President Tusk thanked TU Dortmund University for the honorary doctorate: “I am proud and I am moved by this special distinction,“ he said. Applause arose in the audience when he declared in German: “Ich bin ein Dortmunder.” He shared the enthusiasm of all Dortmunders for Borussia Dortmund, he said, because the football team also reflected the close relationship between his home country Poland and Germany. Regarding Europe he said: “It is more important to build bridges than to build walls. “ He quoted the former German president Johannes Rau, another holder of an honorary doctorate from TU Dortmund University: “We need to reconcile not divide.“

At TU Dortmund University, Donald Tusk continues the series of thus far 60 prominent holders of honorary doctorates. Besides Johannes Rau, these include Konrad Zuse, the inventor of the first computer, Fritz Pleitgen, former director general of Westdeutscher Rundfunk (WDR), and Jerzy Buzek, former Polish prime minister and chemical engineer.

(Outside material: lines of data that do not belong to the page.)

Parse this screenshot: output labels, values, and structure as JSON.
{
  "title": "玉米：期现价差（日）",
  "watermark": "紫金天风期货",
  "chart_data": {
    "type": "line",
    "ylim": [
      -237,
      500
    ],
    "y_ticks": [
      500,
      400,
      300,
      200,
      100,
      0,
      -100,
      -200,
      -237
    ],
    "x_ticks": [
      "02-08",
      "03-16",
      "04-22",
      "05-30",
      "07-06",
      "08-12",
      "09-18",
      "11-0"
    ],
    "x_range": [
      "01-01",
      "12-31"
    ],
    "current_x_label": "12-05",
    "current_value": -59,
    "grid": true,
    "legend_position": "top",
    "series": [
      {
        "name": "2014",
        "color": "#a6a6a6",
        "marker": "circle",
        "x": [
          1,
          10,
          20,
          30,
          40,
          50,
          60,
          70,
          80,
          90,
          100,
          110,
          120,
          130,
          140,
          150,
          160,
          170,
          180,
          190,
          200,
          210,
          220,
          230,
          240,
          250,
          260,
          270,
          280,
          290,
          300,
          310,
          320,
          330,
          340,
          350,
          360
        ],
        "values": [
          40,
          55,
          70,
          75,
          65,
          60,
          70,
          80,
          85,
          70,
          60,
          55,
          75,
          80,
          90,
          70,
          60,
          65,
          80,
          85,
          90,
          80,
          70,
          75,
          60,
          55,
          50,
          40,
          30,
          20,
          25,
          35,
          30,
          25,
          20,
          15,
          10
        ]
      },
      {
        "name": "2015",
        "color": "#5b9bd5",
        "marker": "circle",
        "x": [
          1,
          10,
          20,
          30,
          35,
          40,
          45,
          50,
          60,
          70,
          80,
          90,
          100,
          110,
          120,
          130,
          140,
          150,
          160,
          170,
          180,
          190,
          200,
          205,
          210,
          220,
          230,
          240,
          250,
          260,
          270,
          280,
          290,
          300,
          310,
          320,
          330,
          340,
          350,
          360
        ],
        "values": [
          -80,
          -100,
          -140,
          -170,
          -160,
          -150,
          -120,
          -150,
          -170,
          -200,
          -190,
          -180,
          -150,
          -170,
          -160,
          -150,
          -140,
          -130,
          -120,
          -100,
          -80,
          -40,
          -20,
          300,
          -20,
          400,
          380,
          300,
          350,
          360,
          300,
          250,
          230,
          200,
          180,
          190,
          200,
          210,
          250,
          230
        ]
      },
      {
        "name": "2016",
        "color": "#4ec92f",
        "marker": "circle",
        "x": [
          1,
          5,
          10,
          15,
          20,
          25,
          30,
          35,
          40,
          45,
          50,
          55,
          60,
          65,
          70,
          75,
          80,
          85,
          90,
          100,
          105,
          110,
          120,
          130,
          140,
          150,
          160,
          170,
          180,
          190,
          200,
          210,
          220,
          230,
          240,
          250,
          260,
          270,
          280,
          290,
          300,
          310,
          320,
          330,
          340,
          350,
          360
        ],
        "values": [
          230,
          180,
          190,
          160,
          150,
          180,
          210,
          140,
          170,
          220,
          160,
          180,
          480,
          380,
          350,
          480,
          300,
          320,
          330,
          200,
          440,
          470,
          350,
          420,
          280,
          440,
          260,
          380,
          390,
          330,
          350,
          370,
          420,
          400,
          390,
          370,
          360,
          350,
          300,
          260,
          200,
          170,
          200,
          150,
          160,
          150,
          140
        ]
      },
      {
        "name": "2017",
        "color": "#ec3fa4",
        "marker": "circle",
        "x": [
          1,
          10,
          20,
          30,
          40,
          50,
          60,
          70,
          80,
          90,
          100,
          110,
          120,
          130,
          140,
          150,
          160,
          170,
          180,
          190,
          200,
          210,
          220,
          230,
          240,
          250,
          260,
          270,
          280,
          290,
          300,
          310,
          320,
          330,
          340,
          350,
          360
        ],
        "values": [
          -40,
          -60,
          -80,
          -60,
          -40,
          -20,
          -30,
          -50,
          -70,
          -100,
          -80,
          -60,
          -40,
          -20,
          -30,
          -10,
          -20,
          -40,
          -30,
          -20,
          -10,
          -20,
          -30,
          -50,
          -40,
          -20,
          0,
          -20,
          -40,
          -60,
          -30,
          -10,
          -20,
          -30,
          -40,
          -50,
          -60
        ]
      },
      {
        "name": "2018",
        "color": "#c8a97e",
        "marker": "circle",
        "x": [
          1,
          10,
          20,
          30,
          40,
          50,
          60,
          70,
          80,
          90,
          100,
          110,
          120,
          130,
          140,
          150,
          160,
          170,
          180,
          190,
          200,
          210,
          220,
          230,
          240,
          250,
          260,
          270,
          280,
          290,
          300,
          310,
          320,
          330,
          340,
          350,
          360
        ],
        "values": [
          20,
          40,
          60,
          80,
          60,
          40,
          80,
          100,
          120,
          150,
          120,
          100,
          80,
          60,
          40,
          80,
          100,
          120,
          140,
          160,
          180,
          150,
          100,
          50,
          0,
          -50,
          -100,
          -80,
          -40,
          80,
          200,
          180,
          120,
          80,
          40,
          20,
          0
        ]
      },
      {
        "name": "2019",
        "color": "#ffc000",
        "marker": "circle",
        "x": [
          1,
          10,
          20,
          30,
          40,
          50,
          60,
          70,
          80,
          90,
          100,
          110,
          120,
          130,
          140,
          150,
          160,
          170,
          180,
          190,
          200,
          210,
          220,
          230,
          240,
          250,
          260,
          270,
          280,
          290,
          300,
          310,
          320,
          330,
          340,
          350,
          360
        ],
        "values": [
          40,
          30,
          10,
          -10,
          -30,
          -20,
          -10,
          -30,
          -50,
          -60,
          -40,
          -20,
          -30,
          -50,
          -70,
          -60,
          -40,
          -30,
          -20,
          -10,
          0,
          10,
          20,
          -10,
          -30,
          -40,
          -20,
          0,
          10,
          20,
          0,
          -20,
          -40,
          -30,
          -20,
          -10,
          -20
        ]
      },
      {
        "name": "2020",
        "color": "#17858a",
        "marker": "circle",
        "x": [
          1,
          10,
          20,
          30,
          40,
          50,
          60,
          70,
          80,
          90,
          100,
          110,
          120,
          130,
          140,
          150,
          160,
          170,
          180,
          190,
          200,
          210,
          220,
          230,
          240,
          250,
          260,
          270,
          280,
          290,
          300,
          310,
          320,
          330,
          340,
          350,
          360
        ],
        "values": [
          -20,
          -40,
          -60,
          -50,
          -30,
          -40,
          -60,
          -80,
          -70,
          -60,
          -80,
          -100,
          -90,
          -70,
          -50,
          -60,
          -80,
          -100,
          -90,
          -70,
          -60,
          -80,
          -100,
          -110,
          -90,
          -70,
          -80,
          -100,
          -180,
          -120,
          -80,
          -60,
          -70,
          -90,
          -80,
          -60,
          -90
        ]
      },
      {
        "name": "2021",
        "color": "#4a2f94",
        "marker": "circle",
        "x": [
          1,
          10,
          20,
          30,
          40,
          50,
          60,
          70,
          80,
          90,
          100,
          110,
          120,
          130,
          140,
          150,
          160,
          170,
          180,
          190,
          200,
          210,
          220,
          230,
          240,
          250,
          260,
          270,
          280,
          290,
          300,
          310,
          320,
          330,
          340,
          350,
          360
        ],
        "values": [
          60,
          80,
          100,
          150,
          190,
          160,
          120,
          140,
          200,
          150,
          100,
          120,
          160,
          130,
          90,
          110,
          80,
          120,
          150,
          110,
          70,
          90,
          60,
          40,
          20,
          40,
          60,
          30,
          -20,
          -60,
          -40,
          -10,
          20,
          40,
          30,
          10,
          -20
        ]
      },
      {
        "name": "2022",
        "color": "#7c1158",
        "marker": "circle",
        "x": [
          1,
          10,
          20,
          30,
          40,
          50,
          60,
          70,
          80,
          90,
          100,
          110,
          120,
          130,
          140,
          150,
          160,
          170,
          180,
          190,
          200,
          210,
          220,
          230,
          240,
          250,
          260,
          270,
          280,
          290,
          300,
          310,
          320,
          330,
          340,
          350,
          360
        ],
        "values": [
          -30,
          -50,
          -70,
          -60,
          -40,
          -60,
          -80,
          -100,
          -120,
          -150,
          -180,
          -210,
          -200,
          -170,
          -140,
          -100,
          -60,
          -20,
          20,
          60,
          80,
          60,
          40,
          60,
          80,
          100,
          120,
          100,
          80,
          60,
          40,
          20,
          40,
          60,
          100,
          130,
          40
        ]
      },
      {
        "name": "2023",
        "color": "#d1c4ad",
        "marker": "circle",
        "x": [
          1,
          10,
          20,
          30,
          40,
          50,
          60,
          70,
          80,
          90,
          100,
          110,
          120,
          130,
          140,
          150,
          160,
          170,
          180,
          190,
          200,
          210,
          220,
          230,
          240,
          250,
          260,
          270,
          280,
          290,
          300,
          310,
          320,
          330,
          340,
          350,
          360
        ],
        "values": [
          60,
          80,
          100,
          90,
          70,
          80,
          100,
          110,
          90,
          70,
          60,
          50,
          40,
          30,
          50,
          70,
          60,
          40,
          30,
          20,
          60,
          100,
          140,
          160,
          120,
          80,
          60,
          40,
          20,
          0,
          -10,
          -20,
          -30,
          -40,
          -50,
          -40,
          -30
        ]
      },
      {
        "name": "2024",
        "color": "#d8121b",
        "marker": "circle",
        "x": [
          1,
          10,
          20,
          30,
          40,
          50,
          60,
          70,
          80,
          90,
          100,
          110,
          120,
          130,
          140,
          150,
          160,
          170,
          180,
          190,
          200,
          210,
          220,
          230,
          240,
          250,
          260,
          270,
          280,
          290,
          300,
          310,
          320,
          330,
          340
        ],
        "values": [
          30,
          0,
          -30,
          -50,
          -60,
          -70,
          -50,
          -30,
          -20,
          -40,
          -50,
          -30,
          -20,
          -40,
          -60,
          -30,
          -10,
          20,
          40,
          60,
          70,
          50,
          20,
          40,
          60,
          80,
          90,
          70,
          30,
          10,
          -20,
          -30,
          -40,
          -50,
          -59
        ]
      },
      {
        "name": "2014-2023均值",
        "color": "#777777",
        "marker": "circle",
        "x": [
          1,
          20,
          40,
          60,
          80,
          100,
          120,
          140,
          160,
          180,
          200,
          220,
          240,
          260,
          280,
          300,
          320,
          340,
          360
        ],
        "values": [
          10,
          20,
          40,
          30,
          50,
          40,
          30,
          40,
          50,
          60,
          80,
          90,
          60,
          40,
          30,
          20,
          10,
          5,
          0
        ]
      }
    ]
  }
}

Brief Biography of Donald Tusk 

Donald Tusk has been President of the European Council since 2014. He was born in 1957 in Gdańsk, Poland, and studied history at the University of Gdańsk from 1976. He was active in the solidarity movement of Poland in the 1980s, first as the founder of a student association, later underground after the ban of the association. With the advent of the Third Polish Republic in 1989, he helped shape the development of the free party system. In 2007 he became Prime Minister of Poland, and in 2011 he was the first incumbent to be re-elected. Three years later he gave up his post as Polish Prime Minister to take over the Presidency of the European Council. He has already received several important awards for his political commitment to strengthening the European community of values, including the International Charlemagne Prize of Aachen (2010).